Я упомянул об этом случае потому, что юному Катону – тогда ему было двадцать три – впоследствии предстояло сыграть немалую роль в судьбе Цицерона и гибели республики. Однако в то время о таком никто и помыслить не мог. Выглядел он как обитатель сумасшедшего дома. Закончив свою речь, Катон двинулся вперед – с безумными, ничего не видящими глазами – и наткнулся на меня. Мне запомнились звериный запах, исходивший от него, мокрые, спутанные волосы и пятна пота под мышками – каждое величиной с тарелку. Однако он добился своей цели, и колонна, которую он пылко защищал, стояла на своем месте еще много лет – столько же, сколько само здание.

Однако вернусь к своей истории. Как я уже говорил, в целом трибуны являли собой жалкое зрелище, но один из них был даровитым и деятельным. Звали его Лоллий Паликан. Гордый человек, он, однако, был низкого происхождения, родившись, как и Помпей Великий, на северо-востоке Италии. Все были убеждены, что по возвращении из Испании Помпей использует свое влияние для того, чтобы сделать земляка претором, и несказанно удивились, когда Паликан решил избираться в трибуны. Однако в то утро он выглядел вполне довольным, сидя рядом с другими новоиспеченными трибунами. Выборы состоялись в десятый день декабря, и они еще не совсем освоились с новой должностью.

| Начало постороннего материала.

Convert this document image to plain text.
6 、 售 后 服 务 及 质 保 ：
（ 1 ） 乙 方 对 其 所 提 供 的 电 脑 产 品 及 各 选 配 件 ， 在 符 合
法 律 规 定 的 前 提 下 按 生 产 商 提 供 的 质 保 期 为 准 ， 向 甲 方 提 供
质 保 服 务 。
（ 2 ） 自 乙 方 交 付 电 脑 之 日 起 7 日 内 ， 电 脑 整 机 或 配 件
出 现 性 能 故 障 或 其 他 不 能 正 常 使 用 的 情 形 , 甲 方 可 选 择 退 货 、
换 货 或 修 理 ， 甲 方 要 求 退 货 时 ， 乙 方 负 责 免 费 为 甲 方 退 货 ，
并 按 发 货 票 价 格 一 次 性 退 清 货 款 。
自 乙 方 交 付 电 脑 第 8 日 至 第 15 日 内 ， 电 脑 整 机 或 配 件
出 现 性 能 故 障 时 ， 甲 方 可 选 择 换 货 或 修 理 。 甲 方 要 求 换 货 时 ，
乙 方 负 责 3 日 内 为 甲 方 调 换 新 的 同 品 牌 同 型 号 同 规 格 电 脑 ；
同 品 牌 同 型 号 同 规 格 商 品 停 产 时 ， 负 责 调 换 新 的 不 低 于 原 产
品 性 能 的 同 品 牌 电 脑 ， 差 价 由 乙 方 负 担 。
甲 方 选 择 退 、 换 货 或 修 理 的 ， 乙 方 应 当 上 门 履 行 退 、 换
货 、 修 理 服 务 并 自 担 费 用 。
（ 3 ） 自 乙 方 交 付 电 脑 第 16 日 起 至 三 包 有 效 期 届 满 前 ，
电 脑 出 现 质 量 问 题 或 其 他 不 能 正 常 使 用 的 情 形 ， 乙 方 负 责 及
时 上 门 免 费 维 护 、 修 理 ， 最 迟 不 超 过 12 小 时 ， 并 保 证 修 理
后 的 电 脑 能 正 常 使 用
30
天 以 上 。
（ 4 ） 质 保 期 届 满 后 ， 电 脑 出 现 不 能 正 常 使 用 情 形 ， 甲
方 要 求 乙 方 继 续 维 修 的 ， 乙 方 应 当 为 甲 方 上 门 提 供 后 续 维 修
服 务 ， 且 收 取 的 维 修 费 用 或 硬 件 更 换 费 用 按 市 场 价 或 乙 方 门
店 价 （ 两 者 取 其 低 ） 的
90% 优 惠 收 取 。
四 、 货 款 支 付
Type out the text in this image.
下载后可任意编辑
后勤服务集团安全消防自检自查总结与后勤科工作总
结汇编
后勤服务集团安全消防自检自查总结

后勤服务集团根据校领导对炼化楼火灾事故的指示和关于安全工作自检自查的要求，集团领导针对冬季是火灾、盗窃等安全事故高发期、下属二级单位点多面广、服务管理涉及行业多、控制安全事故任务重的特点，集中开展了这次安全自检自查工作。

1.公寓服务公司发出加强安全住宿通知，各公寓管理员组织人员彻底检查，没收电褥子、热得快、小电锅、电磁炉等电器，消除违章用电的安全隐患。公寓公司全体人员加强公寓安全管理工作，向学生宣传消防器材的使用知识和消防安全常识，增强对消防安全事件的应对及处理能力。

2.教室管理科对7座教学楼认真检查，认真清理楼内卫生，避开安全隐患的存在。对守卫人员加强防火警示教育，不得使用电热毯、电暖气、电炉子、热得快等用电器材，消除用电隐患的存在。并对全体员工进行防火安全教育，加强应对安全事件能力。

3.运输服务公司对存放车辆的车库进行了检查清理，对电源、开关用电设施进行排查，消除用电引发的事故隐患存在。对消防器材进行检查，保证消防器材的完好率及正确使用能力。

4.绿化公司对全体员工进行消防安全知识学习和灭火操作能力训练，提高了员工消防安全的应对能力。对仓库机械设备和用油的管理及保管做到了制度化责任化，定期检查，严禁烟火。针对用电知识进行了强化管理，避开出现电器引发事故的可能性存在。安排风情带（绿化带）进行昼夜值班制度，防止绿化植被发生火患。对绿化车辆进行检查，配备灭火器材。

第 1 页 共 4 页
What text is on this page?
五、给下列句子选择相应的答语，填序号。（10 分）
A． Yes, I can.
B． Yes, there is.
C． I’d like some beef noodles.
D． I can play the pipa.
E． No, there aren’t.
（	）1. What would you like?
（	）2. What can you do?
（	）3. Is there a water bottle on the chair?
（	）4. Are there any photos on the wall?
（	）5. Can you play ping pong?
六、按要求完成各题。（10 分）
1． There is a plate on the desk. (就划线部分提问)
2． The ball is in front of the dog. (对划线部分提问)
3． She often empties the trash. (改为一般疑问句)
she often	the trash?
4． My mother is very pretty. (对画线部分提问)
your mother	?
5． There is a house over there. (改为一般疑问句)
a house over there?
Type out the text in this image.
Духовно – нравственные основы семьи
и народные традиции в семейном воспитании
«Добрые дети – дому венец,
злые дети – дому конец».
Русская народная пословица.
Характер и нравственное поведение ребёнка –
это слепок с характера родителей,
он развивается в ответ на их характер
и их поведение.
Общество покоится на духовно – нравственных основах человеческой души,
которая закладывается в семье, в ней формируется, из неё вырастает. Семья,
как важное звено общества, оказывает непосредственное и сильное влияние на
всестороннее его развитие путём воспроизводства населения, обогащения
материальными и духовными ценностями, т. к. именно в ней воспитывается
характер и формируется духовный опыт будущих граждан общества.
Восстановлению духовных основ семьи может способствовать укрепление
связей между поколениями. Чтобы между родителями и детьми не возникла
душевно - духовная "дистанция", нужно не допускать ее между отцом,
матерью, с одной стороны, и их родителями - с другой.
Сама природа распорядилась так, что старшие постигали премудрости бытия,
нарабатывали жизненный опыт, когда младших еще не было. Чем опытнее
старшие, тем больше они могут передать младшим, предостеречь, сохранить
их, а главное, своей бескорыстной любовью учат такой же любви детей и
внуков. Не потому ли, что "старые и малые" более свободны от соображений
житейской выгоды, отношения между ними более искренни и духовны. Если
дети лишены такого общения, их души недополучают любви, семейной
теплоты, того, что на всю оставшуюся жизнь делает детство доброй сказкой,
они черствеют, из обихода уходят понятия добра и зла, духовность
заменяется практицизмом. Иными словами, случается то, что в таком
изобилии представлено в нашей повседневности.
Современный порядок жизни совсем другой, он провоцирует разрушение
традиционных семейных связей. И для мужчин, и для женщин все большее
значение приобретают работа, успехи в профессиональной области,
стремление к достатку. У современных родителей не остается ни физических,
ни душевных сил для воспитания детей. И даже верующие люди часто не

– Цицерон! – радостно воскликнул Лоллий, завидев нас. – А я все жду, когда ты появишься!

Паликан сообщил, что до него уже дошла весть о случившемся в Сиракузах и он сам хотел поговорить о Верресе. Однако ему хотелось бы побеседовать с Цицероном наедине, поскольку на карту, таинственно сообщил он, поставлено гораздо больше, нежели судьба одного несчастного. Лоллий предложил встретиться через час в его доме на Авентинском холме. Цицерон согласился, и трибун тут же велел одному из своих подчиненных проводить нас туда. Сам он собирался идти один.

Дом Лоллия, расположенный у Лавернских ворот, прямо за городской стеной, оказался суровым и непритязательным. Больше всего мне запомнился огромный бюст Помпея, облаченного в шлем и доспехи Александра Македонского. Он стоял в атриуме и подавлял своими размерами.

– Да, – проговорил Цицерон, как следует осмотрев бюст, – неплохо, если захочешь отдохнуть от «Трех граций».

То была одна из его едких шуточек, которые разлетались по городу и безошибочно находили свою жертву. К счастью, на сей раз его не услышал никто, кроме меня. Воспользовавшись удобным случаем, я сказал хозяину, как письмоводитель консула отнесся к байке о Геллии, пытавшемся помирить философов. Цицерон сделал вид, что до смерти напуган, и пообещал впредь быть осторожнее. «Люди, – заявил он, – любят, когда публичные деятели скучны до зевоты. Я стану таким же». Не знаю, говорил ли он всерьез, но даже если так, Цицерону никогда не удавалось быть скучным.

– Ты произнес великолепную речь на прошлой неделе, – с порога заявил Паликан. – У тебя в сердце горит настоящий огонь, поверь мне! Но эти ублюдки-аристократы втоптали тебя в грязь. Что ты намерен делать дальше?

Вот так он говорил: грубые слова, грубый выговор. Неудивительно, что аристократам приходилось туго, когда они вступали с ним в спор.

Я открыл коробку, вручил Цицерону документы, и он вкратце рассказал Лоллию, что случилось со Стением. Закончив, он спросил, есть ли надежда заручиться поддержкой трибунов.

– Это от многого зависит, – улыбнулся Лоллий, облизнув губы. – Давай присядем и подумаем, что можно предпринять.

Он провел нас в другую комнату, поменьше. Одну из стен украшала фреска с изображением Помпея, увенчанного лавровым венком. Здесь он был одет как Юпитер, а в руках держал разящие молнии.